Hello. A question for the women if I may.

When you go on girl's nights out do you ever go around the table and say the the number of sex partners that you have had? when you lost your virginity and any other 'fun facts'?

Several times over the years, my wife has mentioned that this came up on a GNO with co-workers, other mothers from child's school, etc. And these aren't teenagers but rather 30ish professionals. It's worth pointing out that these are groups of her friends but certainly not groups of 'best friends'. For example, people she's known pretty well for months or a couple of years when it happened.

It seems here that many people think that the number of partners 'doesn't matter' however, these groups of friends, including my wife, seem very curious as to the number of sex partners each has had (not to judge each other but more like it being fun to know that the flirty extrovert girl only ever did it with her husband while the quiet and shy one was wild with many guys).

A little wine and it seems like it's one of the most fun things to talk/joke/laugh about.

Your experience?


----------



## Hope1964 (Sep 26, 2011)

Uh, no. Sounds like something high school giggly girls do. Single ones. But my experience with GNO is rather limited.


----------



## Kathrynthegreat (Apr 23, 2012)

Yes. Get a little alcohol in women and they will dish about everything to each other like they've been best friends for ever.


----------



## lamaga (May 8, 2012)

Yep. Sounds very typical to me...and more common once you are a bit older.


----------



## kag123 (Feb 6, 2012)

In my experience, not really. Not since we have all gotten married - it was different when single or just casually dating - once we all got married we kind of had this silent understanding that we keep certain things private. Most often the time is spent b!tching about all the annoying things husbands do. When that topic runs sry it moves onto b!ching or gossiping about everyone else - family, coworkers, etc.
_Posted via Mobile Device_


----------



## heartsbeating (May 2, 2011)

No. My friends and I have never discussed numbers or virginity. We also haven't discussed anything negative or shared details about lovers. 

We might talk positions, maybe what's fun, maybe attitudes towards certain things, and perhaps general topics relating to sex but generally those conversations are limited to a very small group.


----------



## Rowan (Apr 3, 2012)

heartsbeating said:


> No. My friends and I have never discussed numbers or virginity. We also haven't discussed anything negative or shared details about lovers.
> 
> We might talk positions, maybe what's fun, maybe attitudes towards certain things, and perhaps general topics relating to sex but generally those conversations are limited to a very small group.

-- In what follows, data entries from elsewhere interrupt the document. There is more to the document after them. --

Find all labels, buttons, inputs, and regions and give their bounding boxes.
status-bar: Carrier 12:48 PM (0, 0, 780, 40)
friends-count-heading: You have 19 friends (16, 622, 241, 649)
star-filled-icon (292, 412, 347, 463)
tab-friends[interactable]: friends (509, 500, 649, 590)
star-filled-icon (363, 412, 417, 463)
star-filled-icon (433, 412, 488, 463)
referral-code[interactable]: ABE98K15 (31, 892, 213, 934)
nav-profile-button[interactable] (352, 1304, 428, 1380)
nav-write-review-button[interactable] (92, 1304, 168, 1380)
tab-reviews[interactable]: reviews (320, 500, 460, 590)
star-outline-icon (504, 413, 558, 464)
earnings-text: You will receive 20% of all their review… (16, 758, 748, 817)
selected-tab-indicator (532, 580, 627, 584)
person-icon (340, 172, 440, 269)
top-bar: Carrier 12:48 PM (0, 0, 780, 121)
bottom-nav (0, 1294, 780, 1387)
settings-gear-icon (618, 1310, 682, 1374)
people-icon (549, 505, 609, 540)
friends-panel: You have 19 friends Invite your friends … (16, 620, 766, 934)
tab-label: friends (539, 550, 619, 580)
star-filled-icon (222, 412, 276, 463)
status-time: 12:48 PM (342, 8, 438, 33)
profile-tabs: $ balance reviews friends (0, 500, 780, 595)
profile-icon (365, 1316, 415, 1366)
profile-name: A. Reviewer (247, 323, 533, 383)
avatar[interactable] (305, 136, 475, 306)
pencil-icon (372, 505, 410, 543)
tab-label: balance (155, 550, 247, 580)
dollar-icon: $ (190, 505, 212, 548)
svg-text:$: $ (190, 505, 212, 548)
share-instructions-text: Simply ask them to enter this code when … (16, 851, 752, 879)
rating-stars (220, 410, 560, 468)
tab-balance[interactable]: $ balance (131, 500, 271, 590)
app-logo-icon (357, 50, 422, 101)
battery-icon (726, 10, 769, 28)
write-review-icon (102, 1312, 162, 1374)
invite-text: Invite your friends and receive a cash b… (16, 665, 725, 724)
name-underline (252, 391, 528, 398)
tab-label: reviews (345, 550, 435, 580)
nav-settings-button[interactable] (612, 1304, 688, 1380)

This has been my experience as well. We don't talk much about specifics of what's going on in our marriages or sex lives. Hubby got a promotion, hubby's off with the guys on a camping weekend, whether hubby's a boxer or brief man, etc. But there's very little intimate detail about sex, arguments, finances, or anything else of what I would consider a very personal nature and almost no serious complaining about our personal lives. We're all 30-something married women with kids.


----------



## Jellybeans (Mar 8, 2011)

couple said:


> When you go on girl's nights out do you ever go around the table and say the the number of sex partners that you have had? when you lost your virginity and any other 'fun facts'?


Not usually. If someone asked specifically, that's one thing, otherwise, no. 

Do men do that? 

_It seems here that many people think that the number of partners 'doesn't matter' however, these groups of friends, including my wife, seem very curious as to the number of sex partners each has had (not to judge each other but more like it being fun to know that the flirty extrovert girl only ever did it with her husband while the quiet and shy one was wild with many guys)._

My friends don't do that.


----------



## Riven (May 4, 2012)

I have one friend who we can talk about sex, another balks at the thought, and others vary. But yea, I don't see sitting around with people who I don't really know for a long time dishing out my sex life stuff... wait... other than online, LMAO


----------



## JJG (Mar 9, 2011)

If you are with close friends i cant see any reason why these topics couldnt be discussed.

Im finding it hard to be objective here as my friends and i have been friends since we were around 11 so we already know everything about each others sexual history and current partners (as we lived through it all together). Then again, i dont discuss any of this with work friends so maybe there is my answer.


----------



## Mavash. (Jan 26, 2012)

I'm a private person so I wouldn't be anywhere near women like that. Its one thing to discuss this with your very best friend but to go around the table like it's some party game? No. More power to them but it's not me.


----------